Coal mining in Britain, generally in South Wales, tarted early. Before the steam engine, pits were often shallow bell-pits following a seam of coal along the surface, which were abandoned as the coal was in the other cases, if the geology was favorable, the coal was mineable by means of an admit or drift mine driven into the side of a hill. Shaft-mining was done in some areas, but the limitation was the problem of removing water. It could be done by hauling brackets of water up the shaft or to a sluice. In either case, the water had to be discharged into steam or a ditch at a level where it could flow away by gravity.
LIFE OF THE WORKER'S:

In Britain during the Revolution, many job seekers moved from one place to another and waited for weeks, spending nights under bridges or in night shelters. The seasonality of work in many industries means prolonged periods without work. After the work season was over, the poor workers stayed again on the streets. Some workers returned to the countryside after the winter season was over. Demand for labor increased in rural and urban areas, but most of the jobs were dowagers increased in the early nineteenth century. Most people stay in public shelters at night.

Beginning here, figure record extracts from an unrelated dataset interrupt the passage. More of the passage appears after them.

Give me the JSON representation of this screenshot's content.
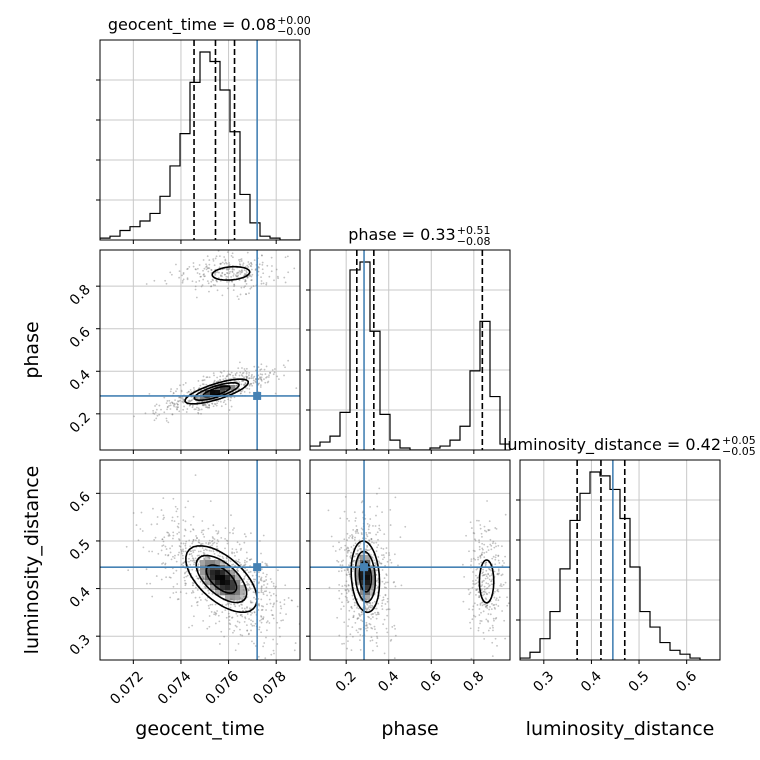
{
  "chart_data": {
    "type": "corner",
    "parameters": [
      "geocent_time",
      "phase",
      "luminosity_distance"
    ],
    "injection": {
      "geocent_time": 0.0772,
      "phase": 0.284,
      "luminosity_distance": 0.445
    },
    "titles": {
      "geocent_time": {
        "name": "geocent_time",
        "median": "0.08",
        "plus": "+0.00",
        "minus": "−0.00"
      },
      "phase": {
        "name": "phase",
        "median": "0.33",
        "plus": "+0.51",
        "minus": "−0.08"
      },
      "luminosity_distance": {
        "name": "luminosity_distance",
        "median": "0.42",
        "plus": "+0.05",
        "minus": "−0.05"
      }
    },
    "axes": {
      "geocent_time": {
        "label": "geocent_time",
        "range": [
          0.0706,
          0.079
        ],
        "ticks": [
          0.072,
          0.074,
          0.076,
          0.078
        ],
        "tick_labels": [
          "0.072",
          "0.074",
          "0.076",
          "0.078"
        ]
      },
      "phase": {
        "label": "phase",
        "range": [
          0.03,
          0.97
        ],
        "ticks": [
          0.2,
          0.4,
          0.6,
          0.8
        ],
        "tick_labels": [
          "0.2",
          "0.4",
          "0.6",
          "0.8"
        ]
      },
      "luminosity_distance": {
        "label": "luminosity_distance",
        "range": [
          0.25,
          0.67
        ],
        "ticks": [
          0.3,
          0.4,
          0.5,
          0.6
        ],
        "tick_labels": [
          "0.3",
          "0.4",
          "0.5",
          "0.6"
        ]
      }
    },
    "histograms": {
      "geocent_time": {
        "edges": [
          0.0706,
          0.07102,
          0.07144,
          0.07186,
          0.07228,
          0.0727,
          0.07312,
          0.07354,
          0.07396,
          0.07438,
          0.0748,
          0.07522,
          0.07564,
          0.07606,
          0.07648,
          0.0769,
          0.07732,
          0.07774,
          0.07816,
          0.07858,
          0.079
        ],
        "counts": [
          0.01,
          0.02,
          0.05,
          0.07,
          0.1,
          0.14,
          0.23,
          0.39,
          0.56,
          0.83,
          0.99,
          0.94,
          0.79,
          0.57,
          0.24,
          0.09,
          0.02,
          0.01,
          0,
          0
        ],
        "quantiles": [
          0.07455,
          0.07545,
          0.07625
        ]
      },
      "phase": {
        "edges": [
          0.03,
          0.077,
          0.124,
          0.171,
          0.218,
          0.265,
          0.312,
          0.359,
          0.406,
          0.453,
          0.5,
          0.547,
          0.594,
          0.641,
          0.688,
          0.735,
          0.782,
          0.829,
          0.876,
          0.923,
          0.97
        ],
        "counts": [
          0.02,
          0.04,
          0.07,
          0.19,
          0.91,
          0.95,
          0.6,
          0.18,
          0.05,
          0.01,
          0,
          0,
          0.01,
          0.02,
          0.05,
          0.12,
          0.4,
          0.65,
          0.27,
          0.03
        ],
        "quantiles": [
          0.25,
          0.33,
          0.84
        ]
      },
      "luminosity_distance": {
        "edges": [
          0.25,
          0.271,
          0.292,
          0.313,
          0.334,
          0.355,
          0.376,
          0.397,
          0.418,
          0.439,
          0.46,
          0.481,
          0.502,
          0.523,
          0.544,
          0.565,
          0.586,
          0.607,
          0.628,
          0.649,
          0.67
        ],
        "counts": [
          0.01,
          0.04,
          0.11,
          0.25,
          0.47,
          0.72,
          0.86,
          0.97,
          0.95,
          0.88,
          0.73,
          0.48,
          0.25,
          0.17,
          0.09,
          0.05,
          0.03,
          0.01,
          0,
          0
        ],
        "quantiles": [
          0.37,
          0.42,
          0.47
        ]
      }
    },
    "density": {
      "phase|geocent_time": [
        {
          "center": [
            0.0755,
            0.305
          ],
          "spread": [
            0.0008,
            0.035
          ],
          "corr": 0.75,
          "weight": 0.68
        },
        {
          "center": [
            0.0761,
            0.86
          ],
          "spread": [
            0.0007,
            0.028
          ],
          "corr": 0.2,
          "weight": 0.32
        }
      ],
      "luminosity_distance|geocent_time": [
        {
          "center": [
            0.0757,
            0.42
          ],
          "spread": [
            0.0009,
            0.042
          ],
          "corr": -0.6,
          "weight": 1.0
        }
      ],
      "luminosity_distance|phase": [
        {
          "center": [
            0.29,
            0.425
          ],
          "spread": [
            0.04,
            0.045
          ],
          "corr": -0.15,
          "weight": 0.68
        },
        {
          "center": [
            0.86,
            0.415
          ],
          "spread": [
            0.03,
            0.04
          ],
          "corr": 0.0,
          "weight": 0.32
        }
      ]
    },
    "grid": true,
    "injection_color": "#4682b4",
    "quantile_style": "dashed"
  }
}
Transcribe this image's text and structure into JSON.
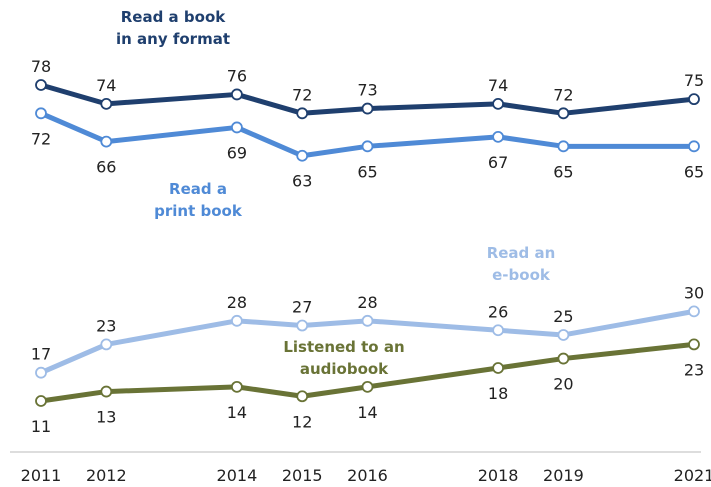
{
  "chart_data": {
    "type": "line",
    "x": [
      2011,
      2012,
      2014,
      2015,
      2016,
      2018,
      2019,
      2021
    ],
    "xlim": [
      2011,
      2021
    ],
    "ylim": [
      0,
      100
    ],
    "grid": false,
    "legend": "inline labels",
    "series": [
      {
        "name": "Read a book in any format",
        "name_lines": [
          "Read a book",
          "in any format"
        ],
        "values": [
          78,
          74,
          76,
          72,
          73,
          74,
          72,
          75
        ],
        "color": "#1f3f6e"
      },
      {
        "name": "Read a print book",
        "name_lines": [
          "Read a",
          "print book"
        ],
        "values": [
          72,
          66,
          69,
          63,
          65,
          67,
          65,
          65
        ],
        "color": "#4f8ad6"
      },
      {
        "name": "Read an e-book",
        "name_lines": [
          "Read an",
          "e-book"
        ],
        "values": [
          17,
          23,
          28,
          27,
          28,
          26,
          25,
          30
        ],
        "color": "#9ebce6"
      },
      {
        "name": "Listened to an audiobook",
        "name_lines": [
          "Listened to an",
          "audiobook"
        ],
        "values": [
          11,
          13,
          14,
          12,
          14,
          18,
          20,
          23
        ],
        "color": "#697336"
      }
    ]
  }
}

The industrial revolution is not very good for labour because laborer's worked very hard during this revolution. After the busy season was over, the poor were back on the streets. Some returned to the countryside after the winter, when the demand for labor in rural areas increased in some places. But most of the jobs are odd and difficult to find easily.
Wages increased very slowly during the revolution, and most of the workers faced problems due to the low wages. Industrial workers were paid a very small amount and struggled to survive. For example, adult men were paid around 10 shillings per weak, while women were paid 5 shillings for the same work, and children were paid just 1 shilling. In comparison, families were normally charged 5 shillings per month for rent.